Local, state and federal officials from Louisiana have stood their ground against the U.S. Army Corps of Engineers' attempts to build cheap and fast flood protection for the New Orleans area, but the Corps seems to be much more efficient at lobbying Congress than it is at building a flood protection system that works as promised. At stake is the construction of proposed permanent pump stations at the end of the 17th Street, Orleans Avenue and London Avenue outfall canals. The Corps favors the cheapest option, which provides less protection than two other proposals favored by everyone else hereabouts. The Corps has dug in its heels, saying the project will not move forward until the state agrees to a partnership agreement for the cheapest option. Time is of the essence, because the temporary pumps and floodgates installed on the canals post-Katrina have a limited service life.
So far, the state's Coastal Protection and Restoration Authority (CPRA) has rightly refused to agree to a fast, cheap "solution." The Southeast Louisiana Flood Protection Authority-East (the consolidated East Bank levee board), the New Orleans City Council, the Jefferson Parish Council, the Sewerage and Water Board and the Louisiana Congressional delegation support CPRA's position. In late July, U.S. Sens. Mary Landrieu and David Vitter co-sponsored an amendment to pending energy and water appropriations legislation that would direct the Corps to conduct an 18-month peer-reviewed study with cost estimates for various options. While the study is underway, the Corps would start building the permanent pump stations, keeping them "option neutral" until Congress decides which option to build.
Unfortunately, last Wednesday a U.S. House and Senate conference committee rejected the Landrieu/Vitter amendment. Landrieu blamed the Corps, saying, "The Corps' stubbornness ultimately subverted the House-Senate negotiations and today the bureaucracy won the battle." She has vowed to take the issue to President Barack Obama and to amend other bills if possible.
The Corps says it has only been authorized by Congress to build "Option 1," which relies on the same kind of engineering that failed so miserably in the aftermath of Hurricane Katrina. Under Option 1, the permanent pumps would work only during storm events, when adjacent floodgates would be closed. This requires the new pumps to work in tandem with much older Sewerage and Water Board (S&WB) pumps at the other ends of the canals — a plan that is fraught with potential failures. During "normal" rainfalls, the floodgates would remain open, and the older S&WB pumps would drain the city through the poorly designed, weak floodwalls on the outfall canals. This is hardly an option.

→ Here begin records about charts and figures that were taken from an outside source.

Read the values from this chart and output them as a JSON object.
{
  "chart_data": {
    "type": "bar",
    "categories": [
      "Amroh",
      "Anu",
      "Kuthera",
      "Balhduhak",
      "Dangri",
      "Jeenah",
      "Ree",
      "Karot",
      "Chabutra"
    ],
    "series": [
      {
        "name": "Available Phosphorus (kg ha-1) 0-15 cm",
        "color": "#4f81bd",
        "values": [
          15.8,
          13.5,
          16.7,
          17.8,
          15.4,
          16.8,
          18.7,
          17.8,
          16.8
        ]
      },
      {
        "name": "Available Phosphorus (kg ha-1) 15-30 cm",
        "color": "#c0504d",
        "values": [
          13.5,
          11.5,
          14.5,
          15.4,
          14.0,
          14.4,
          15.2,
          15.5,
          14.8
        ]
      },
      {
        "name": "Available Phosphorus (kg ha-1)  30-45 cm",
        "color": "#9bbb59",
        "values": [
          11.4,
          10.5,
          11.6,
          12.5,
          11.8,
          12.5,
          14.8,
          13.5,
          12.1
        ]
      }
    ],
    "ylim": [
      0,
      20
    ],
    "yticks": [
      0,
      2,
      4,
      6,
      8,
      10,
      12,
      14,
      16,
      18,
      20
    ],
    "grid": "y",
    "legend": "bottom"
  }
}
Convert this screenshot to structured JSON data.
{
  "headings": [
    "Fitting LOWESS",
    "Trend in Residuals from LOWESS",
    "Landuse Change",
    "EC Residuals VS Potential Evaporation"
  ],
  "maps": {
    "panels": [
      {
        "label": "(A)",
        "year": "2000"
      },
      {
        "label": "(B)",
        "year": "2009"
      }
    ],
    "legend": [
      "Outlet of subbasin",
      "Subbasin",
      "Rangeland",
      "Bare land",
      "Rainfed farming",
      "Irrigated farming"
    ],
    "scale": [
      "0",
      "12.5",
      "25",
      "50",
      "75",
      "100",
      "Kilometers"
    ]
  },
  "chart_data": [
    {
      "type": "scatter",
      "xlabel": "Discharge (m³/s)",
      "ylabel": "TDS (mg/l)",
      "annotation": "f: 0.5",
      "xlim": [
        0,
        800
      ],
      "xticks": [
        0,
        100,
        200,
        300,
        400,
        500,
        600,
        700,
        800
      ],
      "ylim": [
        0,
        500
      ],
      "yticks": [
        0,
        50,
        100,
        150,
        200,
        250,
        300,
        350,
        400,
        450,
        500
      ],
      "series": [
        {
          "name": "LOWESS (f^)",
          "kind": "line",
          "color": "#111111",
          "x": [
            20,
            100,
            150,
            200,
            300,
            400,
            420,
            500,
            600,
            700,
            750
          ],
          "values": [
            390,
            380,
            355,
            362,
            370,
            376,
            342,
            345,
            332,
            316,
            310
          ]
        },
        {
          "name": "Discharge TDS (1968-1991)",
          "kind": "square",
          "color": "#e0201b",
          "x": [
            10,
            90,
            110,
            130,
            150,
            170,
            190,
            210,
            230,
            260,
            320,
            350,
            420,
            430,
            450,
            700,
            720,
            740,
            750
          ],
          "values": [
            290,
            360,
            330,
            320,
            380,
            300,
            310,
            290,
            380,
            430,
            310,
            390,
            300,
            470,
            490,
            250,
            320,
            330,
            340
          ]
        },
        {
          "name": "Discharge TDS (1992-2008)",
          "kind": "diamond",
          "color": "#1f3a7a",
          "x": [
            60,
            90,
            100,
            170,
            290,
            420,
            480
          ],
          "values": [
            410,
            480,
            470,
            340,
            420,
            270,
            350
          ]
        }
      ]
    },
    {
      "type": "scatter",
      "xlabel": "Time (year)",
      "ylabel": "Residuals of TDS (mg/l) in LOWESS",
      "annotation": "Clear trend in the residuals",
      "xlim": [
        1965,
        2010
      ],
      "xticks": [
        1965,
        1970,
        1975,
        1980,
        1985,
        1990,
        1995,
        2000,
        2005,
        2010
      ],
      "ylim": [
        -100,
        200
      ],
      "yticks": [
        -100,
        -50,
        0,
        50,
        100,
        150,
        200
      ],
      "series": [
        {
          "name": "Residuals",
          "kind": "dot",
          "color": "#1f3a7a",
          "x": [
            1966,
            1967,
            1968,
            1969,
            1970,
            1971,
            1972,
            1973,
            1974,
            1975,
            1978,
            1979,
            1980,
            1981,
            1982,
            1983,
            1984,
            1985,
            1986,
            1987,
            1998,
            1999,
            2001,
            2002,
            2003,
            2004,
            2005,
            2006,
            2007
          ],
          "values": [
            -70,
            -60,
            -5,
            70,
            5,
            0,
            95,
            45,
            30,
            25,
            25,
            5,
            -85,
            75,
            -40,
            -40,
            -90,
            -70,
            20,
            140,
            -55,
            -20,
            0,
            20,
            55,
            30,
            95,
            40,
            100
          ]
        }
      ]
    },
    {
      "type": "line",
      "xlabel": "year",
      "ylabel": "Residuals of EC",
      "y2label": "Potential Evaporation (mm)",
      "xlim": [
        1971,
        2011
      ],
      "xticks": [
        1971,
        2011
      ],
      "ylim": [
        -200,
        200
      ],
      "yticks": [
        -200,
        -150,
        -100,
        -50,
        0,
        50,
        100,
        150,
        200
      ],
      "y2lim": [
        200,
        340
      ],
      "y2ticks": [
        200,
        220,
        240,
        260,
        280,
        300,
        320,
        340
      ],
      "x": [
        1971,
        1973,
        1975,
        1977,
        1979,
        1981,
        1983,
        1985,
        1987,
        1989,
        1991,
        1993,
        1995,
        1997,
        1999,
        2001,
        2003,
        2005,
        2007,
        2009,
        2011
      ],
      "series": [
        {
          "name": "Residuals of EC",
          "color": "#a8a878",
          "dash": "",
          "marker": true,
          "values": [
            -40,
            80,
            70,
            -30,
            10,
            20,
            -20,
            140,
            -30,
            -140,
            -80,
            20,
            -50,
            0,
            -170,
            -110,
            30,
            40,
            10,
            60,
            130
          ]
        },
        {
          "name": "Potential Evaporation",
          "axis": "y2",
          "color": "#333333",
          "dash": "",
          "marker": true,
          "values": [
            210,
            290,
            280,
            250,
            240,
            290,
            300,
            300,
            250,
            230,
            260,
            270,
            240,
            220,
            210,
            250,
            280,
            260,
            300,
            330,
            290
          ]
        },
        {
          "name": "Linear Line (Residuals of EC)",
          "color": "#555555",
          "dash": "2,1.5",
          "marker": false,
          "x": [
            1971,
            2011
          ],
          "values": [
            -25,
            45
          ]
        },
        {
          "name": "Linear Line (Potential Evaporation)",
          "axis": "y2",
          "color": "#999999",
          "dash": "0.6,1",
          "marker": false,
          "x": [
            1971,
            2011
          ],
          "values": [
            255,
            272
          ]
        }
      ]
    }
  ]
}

Option 2 would make the permanent outfall stations "all-purpose" with year-round pumping. The outfall canals would be deepened and paved so water could gravity-flow to the lakefront, making some of the older pump stations no longer necessary. Option 2a includes the improvements of Option 2 and adds a "pump to the river" plan favored by many in Jefferson Parish.
The Corps says Option 1 would cost approximately $804 million; Option 2, $3.4 billion; and Option 2a, $3.5 billion. To many stakeholders, the Option 2 price tag seems suspiciously inflated. "Nobody believed that," says Tim Doody, president of the consolidated East Bank levee board. Moreover, the higher present-day costs of Options 2 and 2a pale in comparison to the future damage another fast and cheap Corps "solution" will cause.
After last week's vote, New Orleans is back to square one and in need of an objective analysis of all three options. While "the clock is ticking" on the temporary pumps (as Dan Bradley, the Corps' Branch Chief for Permanent Pumps, noted in a recent press release), the Corps is sending mixed signals. On one hand, Corps bureaucrats in Washington lobby against local attempts to secure the best-engineered option — rather than merely the cheapest. On the other hand, Bradley and others are telling the consolidated levee board that when construction begins, the Corps will make accommodations — a heavier foundation and a lower sill — so the project could be converted to Option 2 or 2A. Which signal should we believe?
Going forward, the state should never agree to cheap and fast. We've seen what that costs. Meanwhile, the Corps should demonstrate its good faith by starting "option-neutral" construction — and cease lobbying against attempts to build the best system possible.